Et si ce dernier a tenté de fuir à ses risques et périls, c'est qu'il est convaincu que ce serait plus facile pour lui de retrouver son fauteuil s'il arrivait à s'extirper des griffes de ses tombeurs pour se retrouver à Abuja au siège de la CEDEAO, ouvrant ainsi la possibilité pour l'instance sous- régionale de fondre sur Niamey, de chasser la bande à Tchiani du pouvoir et de réinstaller le natif de la région de Diffa au trône.
En tentant de prendre la poudre d'escampette avec sans doute la complicité des éléments de la garde présidentielle qui lui sont restés fidèles, Bazoum a voulu accélérer le processus de déstabilisation de la transition qui est jusqu'ici resté dans les limbes, sans doute de peur que le président déchu ne soit utilisé comme bouclier humain en cas d'intervention militaire de la CEDEAO.
Si les troupes ouest-africaines ont participé activement au "dégommage" de Laurent Gbagbo en 2011 et à celui de Yahya Jammeh en 2017, c'est simplement parce que ceux qu'elles voulaient installer au pouvoir, notamment Alassane Ouattara et Adama Barrow, étaient en sécurité respectivement au luxueux hôtel du Golf à Cocody, et dans une villa cossue du quartier des Almadies à Dakar.

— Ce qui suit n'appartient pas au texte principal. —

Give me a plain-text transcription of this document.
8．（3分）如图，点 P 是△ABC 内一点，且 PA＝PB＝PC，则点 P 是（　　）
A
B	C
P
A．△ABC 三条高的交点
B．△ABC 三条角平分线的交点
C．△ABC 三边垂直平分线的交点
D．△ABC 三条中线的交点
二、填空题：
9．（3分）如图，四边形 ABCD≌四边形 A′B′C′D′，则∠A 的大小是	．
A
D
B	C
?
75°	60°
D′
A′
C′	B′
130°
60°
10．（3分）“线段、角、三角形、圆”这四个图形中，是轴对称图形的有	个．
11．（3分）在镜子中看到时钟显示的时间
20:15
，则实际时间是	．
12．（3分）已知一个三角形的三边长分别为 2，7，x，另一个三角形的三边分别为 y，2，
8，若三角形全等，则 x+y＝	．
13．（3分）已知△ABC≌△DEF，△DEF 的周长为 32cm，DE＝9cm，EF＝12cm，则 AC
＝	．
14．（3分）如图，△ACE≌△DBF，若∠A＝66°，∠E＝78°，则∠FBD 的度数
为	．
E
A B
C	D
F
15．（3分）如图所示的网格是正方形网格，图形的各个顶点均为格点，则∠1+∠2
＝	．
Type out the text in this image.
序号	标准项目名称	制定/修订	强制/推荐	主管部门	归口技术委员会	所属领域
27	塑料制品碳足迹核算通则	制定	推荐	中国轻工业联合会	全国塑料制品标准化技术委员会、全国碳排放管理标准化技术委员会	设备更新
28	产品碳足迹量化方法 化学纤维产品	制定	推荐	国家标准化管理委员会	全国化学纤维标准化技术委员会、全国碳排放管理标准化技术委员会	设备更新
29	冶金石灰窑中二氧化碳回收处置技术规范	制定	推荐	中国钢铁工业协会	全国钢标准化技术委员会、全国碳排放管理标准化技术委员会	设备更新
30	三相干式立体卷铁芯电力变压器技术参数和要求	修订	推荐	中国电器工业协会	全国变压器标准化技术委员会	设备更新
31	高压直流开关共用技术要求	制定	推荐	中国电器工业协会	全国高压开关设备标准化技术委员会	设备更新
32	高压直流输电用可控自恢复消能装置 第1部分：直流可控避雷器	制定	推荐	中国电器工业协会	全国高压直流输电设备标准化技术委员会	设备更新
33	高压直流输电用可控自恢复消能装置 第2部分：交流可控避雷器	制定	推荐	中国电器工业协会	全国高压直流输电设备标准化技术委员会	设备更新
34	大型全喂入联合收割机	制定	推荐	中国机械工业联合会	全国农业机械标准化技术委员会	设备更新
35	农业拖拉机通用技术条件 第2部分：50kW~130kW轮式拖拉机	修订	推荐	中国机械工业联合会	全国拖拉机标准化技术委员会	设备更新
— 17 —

Il n'est donc pas exclu que ceux qui se comportent de manière intrusive et complotiste vis-à-vis des "ravisseurs" de Bazoum, veuillent mettre d'abord ce dernier à l'abri en tentant un coup de poker comme cette exfiltration ratée de la semaine dernière, avant de faire « tomber du feu à partir du ciel" sur Niamey.
En somme, tout est possible, et qu'elle soit réelle ou fantasmée, la présumée tentative d'escapade de l'ancien président nigérien est une mauvaise publicité pour la junte d'autant qu'elle vient apporter de l'eau au moulin de ceux qui pensent qu'il y a un manque évident de sérénité au sein de l'actuelle équipe dirigeante, d'autant que de l'aveu même du gouvernement, des éléments de la garde présidentielle ont participé à cette rocambolesque opération de sauvetage du "soldat" Bazoum.